Vatikanstadt/Jerusalem – Sie ist nur rund einen Kilometer lang, führt in einer der politisch und religiös heißesten Städte der Welt durch getrennte Stadtviertel und ist für Christen der Inbegriff des Kreuzwegs: Die „Via Dolorosa“, zu Deutsch Schmerzensweg, in der Jerusalemer Altstadt markiert die Wegstrecke, die Jesus zu seiner Hinrichtungsstätte Golgatha gehen musste.
Für Christen ist die Via Dolorosa die Heiligste Straße, sie gehört zum Muss jeder Pilgerfahrt. In „normalen“ Jahren gehen nach Ordensangaben mehr als eine Million Menschen diesen Weg. Aber seit knapp einem halben Jahr sind die christlichen Stätten im Heiligen Land verwaist, auch die Via Dolorosa.
Ausländische Besucher und Pilger trauen sich seit dem Terrorangriff der Hamas und dem Beginn des Gazakriegs nicht mehr nach Israel – oder werden von Reisewarnungen ausgebremst. Bleiben die einheimischen Christen unter Kriegsauflagen – seit dem 7. Oktober dürfen die Bewohner des Westjordanlandes nicht mehr nach Jerusalem einreisen. Ob die Pfarreien etwa in der Region Bethlehem zu den Ostertagen einige Passierscheine bekommen, blieb bis zuletzt offen.

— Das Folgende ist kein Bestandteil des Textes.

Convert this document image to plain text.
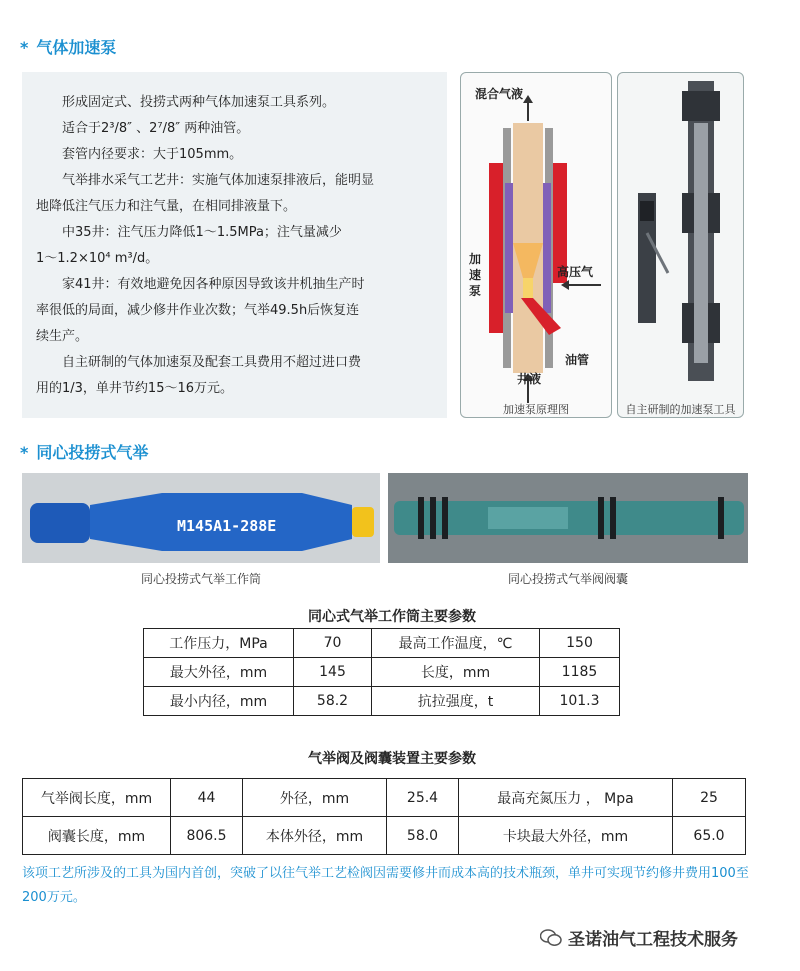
* 气体加速泵

形成固定式、投捞式两种气体加速泵工具系列。

适合于2³/8″ 、2⁷/8″ 两种油管。

套管内径要求：大于105mm。

气举排水采气工艺井：实施气体加速泵排液后，能明显

地降低注气压力和注气量，在相同排液量下。

中35井：注气压力降低1～1.5MPa；注气量减少

1～1.2×10⁴ m³/d。

家41井：有效地避免因各种原因导致该井机抽生产时

率很低的局面，减少修井作业次数；气举49.5h后恢复连

续生产。

自主研制的气体加速泵及配套工具费用不超过进口费

用的1/3，单井节约15～16万元。

混合气液
加
速
泵
高压气
油管
井液
加速泵原理图	自主研制的加速泵工具
* 同心投捞式气举
M145A1-288E
同心投捞式气举工作筒	同心投捞式气举阀阀囊
同心式气举工作筒主要参数
工作压力，MPa	70	最高工作温度，℃	150
最大外径，mm	145	长度，mm	1185
最小内径，mm	58.2	抗拉强度，t	101.3
气举阀及阀囊装置主要参数
气举阀长度，mm	44	外径，mm	25.4	最高充氮压力 ， Mpa	25
阀囊长度，mm	806.5	本体外径，mm	58.0	卡块最大外径，mm	65.0
该项工艺所涉及的工具为国内首创，突破了以往气举工艺检阀因需要修井而成本高的技术瓶颈，单井可实现节约修井费用100至200万元。
圣诺油气工程技术服务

Zwar beteten auch an diesem Karfreitag wieder verschiedene Gruppen den Kreuzweg auf der Via Dolorosa, aber längst nicht so viele wie noch im vergangenen Jahr. Die größte Prozession mit nach Angabe der Organisatoren über 1000 Teilnehmern war die der einheimischen arabischen Christen. Voran zogen mehrere Pfadfinder-Gruppen, einige mit Fahnen, die sie als Zeichen der Trauer über die Opfer des Krieges gesenkt hielten. In dieser Prozession waren auffallend viele Jugendliche, die fast trotzig laut die arabischen Gebete mitsprachen.
Wenig später folgte – deutlich kleiner, weil die ausländischen Pilger fehlten – die Prozession der Franziskaner-Kustodie. Der Karfreitag mit seinem Kreuzweg mache in diesem Jahr besonders deutlich, dass Leid zum menschlichen Leben dazugehört, dem die Menschen nicht ausweichen könnten, sagte der deutsche Benediktiner-Abt Nikodemus Schnabel von der Jerusalemer Dormitio-Abtei. Auf beiden Seiten des Konflikts litten Glaubensgeschwister.
Auch Papst Franziskus schlug in seinen zur Karfreitagsprozession verfassten Texten einen Bogen vom Geschehen vor 2000 Jahren in die heutige Zeit. Zu den Kriegen der Gegenwart schreibt er: „Bleibt mein Herz angesichts der Tragödien in der Welt steinhart oder lässt es sich erweichen? Wie reagiere ich auf den Wahnsinn des Krieges, auf Kindergesichter, die nicht mehr lächeln können, auf Mütter, die sie unterernährt und hungrig sehen und keine Tränen mehr haben, die sie vergießen könnten? Du, Jesus, hast über Jerusalem geweint, du hast über unsere Hartherzigkeit geweint. Rüttle mich innerlich auf, gib mir die Gnade, beim Beten zu weinen und beim Weinen zu beten.“
Ferner erinnert der Papst daran, dass Schmähungen, wie sie Jesus erlitt, heute auch über Soziale Netzwerke verbreitet werden. In dem Text heißt es dazu: „Sie verurteilen dich und begegnen dir mit Schmähung und Verachtung. Das geschieht auch heute, Herr, und dazu (…) genügt eine Tastatur, um zu beleidigen und Urteile kundzutun.“
Doch am Freitagabend wurde dann bekannt: Franziskus verzichtet kurzfristig auf die Teilnahme am traditionellen Kreuzweg. Um seine Gesundheit mit Blick auf den Gottesdienst der Osternacht am Samstag und auf die Messe am Ostersonntag zu schonen, werde der Papst die „Via Crucis“ am Kolosseum von seinem Wohnsitz im Vatikan aus verfolgen, teilte der Heilige Stuhl nur wenige Minuten vor Beginn der Kreuzwegandacht mit. Beobachter hatten sich schon zuvor gefragt, ob der seit Monaten gesundheitlich angeschlagene 87-jährige Franziskus an der „Via Crucis“ im Freien teilnehmen würde. Im vergangenen Jahr hatte er bereits kurzfristig auf die Teilnahme verzichtet. Franziskus erholte sich damals gerade erst von einer Bronchitis und kämpft erneut mit den Folgen einer Atemwegsinfektion.